SanDisk kicked off Computex with a trio of flash-based storage devices made for everything from phones through to ultraportables. The SanDisk SSD line gets the U100, a raw SATA III card that gives thin-and-light notebooks speed closer to desktop SSDs. They can read and write at high peak speeds of 450MB and 340MB per second respectively and yet can fit in anything from a half-sized, slim SSD card through to 2.5-inch, enclosed designs meant for conventional notebooks.
The i100 iSSD is the latest generation of SanDisk’s all-in-one SSD chip and writes more slowly, at 160MB per second, but has the same 450MB per second reads, SATA III connection, and fits into a much smaller size friendlier to tablets.

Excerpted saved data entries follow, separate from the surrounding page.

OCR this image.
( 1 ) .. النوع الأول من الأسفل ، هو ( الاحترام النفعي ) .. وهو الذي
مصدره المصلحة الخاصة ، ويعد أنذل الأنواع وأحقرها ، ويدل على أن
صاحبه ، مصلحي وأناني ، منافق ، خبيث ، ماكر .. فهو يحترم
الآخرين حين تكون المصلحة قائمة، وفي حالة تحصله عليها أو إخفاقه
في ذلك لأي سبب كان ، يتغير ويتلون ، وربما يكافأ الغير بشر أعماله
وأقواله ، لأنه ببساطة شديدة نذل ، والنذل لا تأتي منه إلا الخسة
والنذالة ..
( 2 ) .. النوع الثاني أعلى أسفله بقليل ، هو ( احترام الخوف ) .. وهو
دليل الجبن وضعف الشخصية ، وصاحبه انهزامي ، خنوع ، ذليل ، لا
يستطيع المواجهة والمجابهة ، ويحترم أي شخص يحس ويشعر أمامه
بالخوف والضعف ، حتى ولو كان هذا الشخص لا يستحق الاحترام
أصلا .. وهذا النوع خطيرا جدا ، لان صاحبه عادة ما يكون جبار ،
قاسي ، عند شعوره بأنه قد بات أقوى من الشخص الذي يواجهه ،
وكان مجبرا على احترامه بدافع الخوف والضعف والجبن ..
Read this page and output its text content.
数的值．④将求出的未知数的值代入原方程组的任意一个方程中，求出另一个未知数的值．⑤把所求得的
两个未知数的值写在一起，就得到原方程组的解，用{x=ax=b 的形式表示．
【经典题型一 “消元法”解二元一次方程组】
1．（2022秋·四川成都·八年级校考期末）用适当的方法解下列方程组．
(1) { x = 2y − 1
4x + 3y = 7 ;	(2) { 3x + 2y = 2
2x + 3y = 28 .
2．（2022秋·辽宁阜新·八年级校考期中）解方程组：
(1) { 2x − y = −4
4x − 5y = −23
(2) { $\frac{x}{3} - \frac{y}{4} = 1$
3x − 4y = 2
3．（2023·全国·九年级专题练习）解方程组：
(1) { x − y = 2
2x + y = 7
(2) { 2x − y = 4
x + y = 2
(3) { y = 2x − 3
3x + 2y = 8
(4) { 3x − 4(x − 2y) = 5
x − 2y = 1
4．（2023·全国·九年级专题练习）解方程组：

Both the i100 and U100 come in capacities of as little as 8GB and scale up in powers of two to 128GB on the i100 and 256GB for the U100. Test samples are already headed to manufacturers now, and mass production is slated for the summer.
At the smallest end, SanDisk’s iNAND line has been upgraded with the Extreme, a series intended for relatively very fast performance in phones and tablets where size is the tradeoff. Its 80MB per second reads and 50MB writes are slower relative to larger drives but enough to give a speed advantage to using a faster interface like USB 3.0 or to recording 3D and HD video. With chips as small as 12x16mm and just 1mm thick, the chips are even smaller than the i100 and can fit in tighter spaces.
Just 16GB and 64GB versions of the iNAND Extreme will be sampling only in the summer and don’t have a ship date.